In the previous blog, you mentioned multiple optimizations for a script. I thought it had been optimized, but when the tester tested it, I realized that I had stepped into a big hole in Python.
In the optimization above, for every 500 users, some calculations are performed and the results are recorded in the disk file. Originally thought to do so, these results in the disk file, and will not continue to occupy memory, but in fact, Python's big pit is Python does not automatically clean up the memory. This is determined by its own realization. Specific reasons on the Internet more an article introduction, here is not copy.
This blog will post a writer's experimental script to illustrate that Python does not release the memory of the phenomenon, but also proposed a solution, namely: First Del, and then explicitly call Gc.collect (). Script and concrete effects see below.
Experimental environment One: Win 7, Python 2.7
From time import sleep, time
import GC
def mem (way=1):
print Time () to
I in range (10000000):
If way = = 1:
pass
Else: # way 2, 3
del i
print time ()
if way = 1 or way = 2:
pass
else: # way 3< C14/>gc.collect ()
print time ()
if __name__ = = "__main__":
print "Test way 1:just Pass"
Mem (Way=1) C19/>sleep
print "Test way 2:just del"
mem (way=2) Sleep
()
print "Test way 3:del, and then GC.C Ollect () "
mem (way=3) sleep
(20)
The results of the operation are as follows:
Test way 1:just Pass
1426688589.47
1426688590.25
1426688590.25
Test way 2:just del
1426688610.25
1426688611.05
1426688611.05
Test Way 3:del, and then Gc.collect ()
1426688631.05
1426688631.85
For Way 1 and way 2, the result is exactly the same, the program memory consumption peak is 326772KB, in sleep 20 seconds, memory real-time consumption is 244820KB;
For Way 3, the peak memory consumption of the program is the same, but the real-time memory consumption of sleep is only 6336KB.

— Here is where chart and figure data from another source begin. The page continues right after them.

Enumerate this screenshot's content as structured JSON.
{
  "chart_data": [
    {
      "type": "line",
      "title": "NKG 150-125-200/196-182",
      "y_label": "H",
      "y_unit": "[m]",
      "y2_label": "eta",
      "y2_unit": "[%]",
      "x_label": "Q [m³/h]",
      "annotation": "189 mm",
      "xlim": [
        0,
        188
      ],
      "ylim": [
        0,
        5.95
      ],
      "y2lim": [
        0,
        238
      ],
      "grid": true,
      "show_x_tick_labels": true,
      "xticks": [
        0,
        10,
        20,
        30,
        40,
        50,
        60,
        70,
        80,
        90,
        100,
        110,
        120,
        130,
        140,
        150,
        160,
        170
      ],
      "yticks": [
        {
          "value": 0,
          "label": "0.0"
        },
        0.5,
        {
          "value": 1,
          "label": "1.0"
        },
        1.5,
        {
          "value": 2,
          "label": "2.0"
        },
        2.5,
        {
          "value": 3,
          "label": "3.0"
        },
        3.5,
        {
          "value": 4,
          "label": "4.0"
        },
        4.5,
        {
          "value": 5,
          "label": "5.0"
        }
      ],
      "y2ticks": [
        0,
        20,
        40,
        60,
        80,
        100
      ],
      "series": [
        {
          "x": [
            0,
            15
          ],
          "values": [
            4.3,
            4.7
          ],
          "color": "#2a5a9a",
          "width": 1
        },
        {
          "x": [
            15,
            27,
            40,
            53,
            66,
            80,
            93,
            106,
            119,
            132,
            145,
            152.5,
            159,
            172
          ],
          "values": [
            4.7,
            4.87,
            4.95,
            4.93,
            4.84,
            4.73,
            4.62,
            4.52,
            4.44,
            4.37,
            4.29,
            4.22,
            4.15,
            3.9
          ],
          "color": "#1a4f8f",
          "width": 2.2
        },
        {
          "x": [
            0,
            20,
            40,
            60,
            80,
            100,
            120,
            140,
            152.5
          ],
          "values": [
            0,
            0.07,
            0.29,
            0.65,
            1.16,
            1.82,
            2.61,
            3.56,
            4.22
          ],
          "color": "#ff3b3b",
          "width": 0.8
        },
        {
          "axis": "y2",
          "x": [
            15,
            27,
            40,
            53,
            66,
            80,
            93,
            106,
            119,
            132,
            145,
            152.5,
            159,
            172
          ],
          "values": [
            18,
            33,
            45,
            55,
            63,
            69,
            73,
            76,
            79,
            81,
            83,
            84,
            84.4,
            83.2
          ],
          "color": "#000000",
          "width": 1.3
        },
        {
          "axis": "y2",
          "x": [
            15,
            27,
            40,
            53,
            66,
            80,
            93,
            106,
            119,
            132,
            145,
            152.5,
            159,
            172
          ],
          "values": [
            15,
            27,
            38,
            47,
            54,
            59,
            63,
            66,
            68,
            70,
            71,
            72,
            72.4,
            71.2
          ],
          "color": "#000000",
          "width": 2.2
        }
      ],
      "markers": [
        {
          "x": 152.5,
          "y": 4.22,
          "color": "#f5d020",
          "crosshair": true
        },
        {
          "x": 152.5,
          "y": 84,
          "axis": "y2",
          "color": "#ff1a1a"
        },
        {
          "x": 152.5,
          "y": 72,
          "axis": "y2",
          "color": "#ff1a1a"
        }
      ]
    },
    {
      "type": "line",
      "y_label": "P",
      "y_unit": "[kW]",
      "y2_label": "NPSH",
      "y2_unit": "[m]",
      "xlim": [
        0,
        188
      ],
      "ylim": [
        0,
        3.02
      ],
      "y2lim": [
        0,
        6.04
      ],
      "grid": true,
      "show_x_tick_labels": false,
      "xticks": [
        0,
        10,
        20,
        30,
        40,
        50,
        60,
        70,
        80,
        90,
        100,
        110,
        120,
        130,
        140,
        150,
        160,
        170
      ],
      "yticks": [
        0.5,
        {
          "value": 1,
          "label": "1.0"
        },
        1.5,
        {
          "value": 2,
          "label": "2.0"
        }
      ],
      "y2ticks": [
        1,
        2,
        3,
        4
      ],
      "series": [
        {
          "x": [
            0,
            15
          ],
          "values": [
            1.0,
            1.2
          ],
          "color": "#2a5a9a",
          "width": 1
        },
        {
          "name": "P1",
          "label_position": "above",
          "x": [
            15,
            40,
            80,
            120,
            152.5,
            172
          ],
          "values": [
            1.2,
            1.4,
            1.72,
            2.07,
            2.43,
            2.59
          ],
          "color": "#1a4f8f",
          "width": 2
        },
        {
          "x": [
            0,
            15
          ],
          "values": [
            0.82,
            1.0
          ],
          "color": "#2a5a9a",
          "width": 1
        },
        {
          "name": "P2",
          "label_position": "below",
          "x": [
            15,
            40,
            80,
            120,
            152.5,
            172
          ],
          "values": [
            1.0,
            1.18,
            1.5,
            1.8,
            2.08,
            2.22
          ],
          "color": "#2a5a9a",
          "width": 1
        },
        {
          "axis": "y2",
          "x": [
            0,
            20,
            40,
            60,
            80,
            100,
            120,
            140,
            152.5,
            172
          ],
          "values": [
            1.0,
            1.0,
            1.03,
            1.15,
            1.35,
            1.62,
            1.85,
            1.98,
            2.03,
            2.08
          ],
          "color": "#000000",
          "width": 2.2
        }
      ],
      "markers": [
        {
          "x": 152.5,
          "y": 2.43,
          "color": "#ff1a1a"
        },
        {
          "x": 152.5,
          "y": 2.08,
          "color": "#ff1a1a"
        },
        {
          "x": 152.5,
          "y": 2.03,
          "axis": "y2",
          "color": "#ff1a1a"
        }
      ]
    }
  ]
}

Experimental Environment II: Ubuntu 14.10, Python 2.7.3
Run Result:
Test way 1:just Pass
1426689577.46
1426689579.41
1426689579.41
Test way 2:just del
1426689599.43
1426689601.1
1426689601.1
Test Way 3:del, and then Gc.collect ()
1426689621.12
1426689622.8
ubuntu@my_machine:~$ Ps-aux | grep test_mem
Warning:bad PS syntax, perhaps a bogus '-'? http://procps.sf.net/faq.html
Ubuntu 9122 10.0 6.0 270916 245564 pts/1 s+ 14:39 0:03 python test_mem.py
ubuntu 9134 0.0 0.0 8104 924 pts/2 s+ 14:40 0:00 grep--color=auto test_mem ubuntu@my_machine:~$ ps-aux
| grep test_mem
warning:bad PS syntax, perhaps a bogus '-'? http://procps.sf.net/faq.html
Ubuntu 9122 10.0 6.0 270916 245564 pts/1 s+ 14:39 0:03 python test_mem.py
ubuntu 9134 0.0 0.0 8104 924 pts/2 s+ 14:40 0:00 grep--color=auto test_mem ubuntu@my_machine:~$ ps-aux
| grep test_mem
warning:bad PS syntax, perhaps a bogus '-'? Http://procps.sf.net/faq.html
Conclusion:
As it turns out, when you call Del, Python does not actually release the memory, but instead continues to put it in its memory pool, and only when the Gc.collect () is explicitly invoked will the memory be really released.
Further:
In fact, go back to the previous blog script, also let it introduce Gc.collect (), and then write a monitoring script to monitor memory consumption:
The result is that the GC does not appear to be working until the memory is recovered in a group of 500 users, but it continues to consume only about 70MB. In this environment, the machine uses the cloud instance, the total memory 2G, the usable memory is approximately 1G, this script memory common consumption is 900m-1g. In other words, for this script, the GC does not work immediately, but only when the system's available memory drops from 1-1.2g down to around 70M, the GC does not begin to function. This is really odd, and it's not clear whether the script is related to the Gc.collect () used in thread, or that the GC works is inherently not controllable. The author has not done related experiments, may continue to explore in the next blog.
However, it is certain that if you do not use Gc.collect (), the original script will run out of system memory and be killed. This can be seen from the syslog.
The above is the entire content of this article, I hope to help you learn, but also hope that we support the cloud habitat community.